Seneca community assesses damage after violent storms, tornado hit area

One of the communities hit hardest by Wednesday night's violent weather was Seneca, which is a little more than an hour southwest of Chicago.

“A newborn calf was born yesterday morning, and can't find it today,” said farmer Anthony Bromberek.

Bromberek of Seneca has 50 cows on his farm. He's concerned the newest one didn't survive the tornado that rolled through.

“Dont know what happened, if it went and took it, or it got spooked and just took off running. It hasn't come back, no sign of it,” Bromberek said.

Bromberek watched the approaching tornado from his farmhouse just north of Seneca.

“It was scary. I was looking out the window to the west. And way out to the west you could see the tornado hitting the electric lines. It was coming this way, just orange flashes,” he said.

Bromberek lost his power due to the storm. He's been using generators to keep farm operations going. He lost a few trees, the doors on his machine sheds were damaged, and he lost some shingles from his roof and his brother's roof next door.

But overall, aside from one farm that was hit very hard and lost several buildings, the damage near Seneca was limited to power lines and fields of corn, which were flattened by high winds.

Power crews flooded the area all day long to restore power, and are working to replace several large electrical transmission towers damaged by the storm.

“The towers for the grid system leading from the LaSalle nuclear plant, there were five towers that were significantly damaged, almost snapped like toothpicks,” said State Senator Sue Rezin.

The winds were so strong that twelve to fourteen hundred pound bales of hay, which on Wednesday were in a nearby field, were lifted and then deposited in a farmer's back yard.

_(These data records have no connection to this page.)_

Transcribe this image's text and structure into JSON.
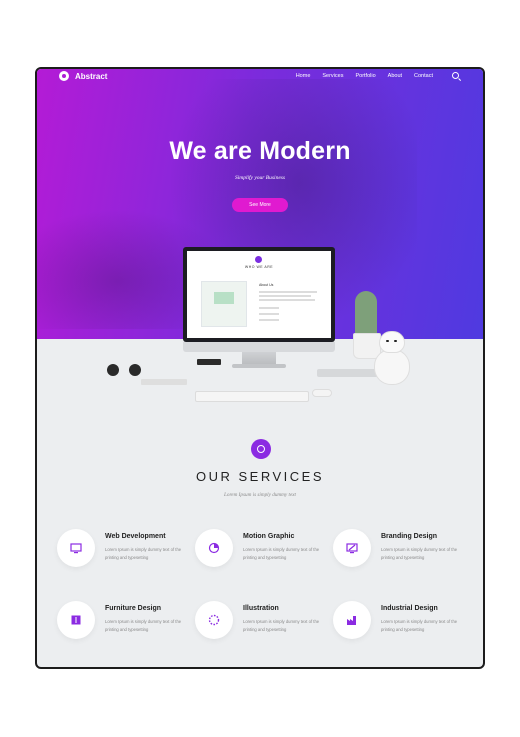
{
  "nav": {
    "logo": "Abstract",
    "links": [
      "Home",
      "Services",
      "Portfolio",
      "About",
      "Contact"
    ]
  },
  "hero": {
    "title": "We are Modern",
    "subtitle": "Simplify your Business",
    "cta": "See More"
  },
  "monitor_screen": {
    "label": "WHO WE ARE",
    "subheading": "About Us"
  },
  "services": {
    "title": "OUR SERVICES",
    "subtitle": "Lorem Ipsum is simply dummy text",
    "items": [
      {
        "name": "Web Development",
        "desc": "Lorem Ipsum is simply dummy text of the printing and typesetting",
        "icon": "monitor-icon"
      },
      {
        "name": "Motion Graphic",
        "desc": "Lorem Ipsum is simply dummy text of the printing and typesetting",
        "icon": "pie-chart-icon"
      },
      {
        "name": "Branding Design",
        "desc": "Lorem Ipsum is simply dummy text of the printing and typesetting",
        "icon": "design-screen-icon"
      },
      {
        "name": "Furniture Design",
        "desc": "Lorem Ipsum is simply dummy text of the printing and typesetting",
        "icon": "book-icon"
      },
      {
        "name": "Illustration",
        "desc": "Lorem Ipsum is simply dummy text of the printing and typesetting",
        "icon": "dotted-circle-icon"
      },
      {
        "name": "Industrial Design",
        "desc": "Lorem Ipsum is simply dummy text of the printing and typesetting",
        "icon": "factory-icon"
      }
    ]
  },
  "colors": {
    "accent": "#8b2be2",
    "hero_gradient_start": "#b41bd6",
    "hero_gradient_end": "#4f3ae0",
    "button": "#e01ad0"
  }
}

In the front yard, a huge oak tree, probably over 100 years old, had been snapped off at its roots.

Residents that FOX 32 talked with said they heard no sirens. They were also upset that some media reports gave the all clear too soon.

“They called it off. They said it's over, everybody can relax. and about ten minutes later we heard the train whistle type thing that the tornado has, and we're going to the basement, you know?” said resident Debbie Bolden.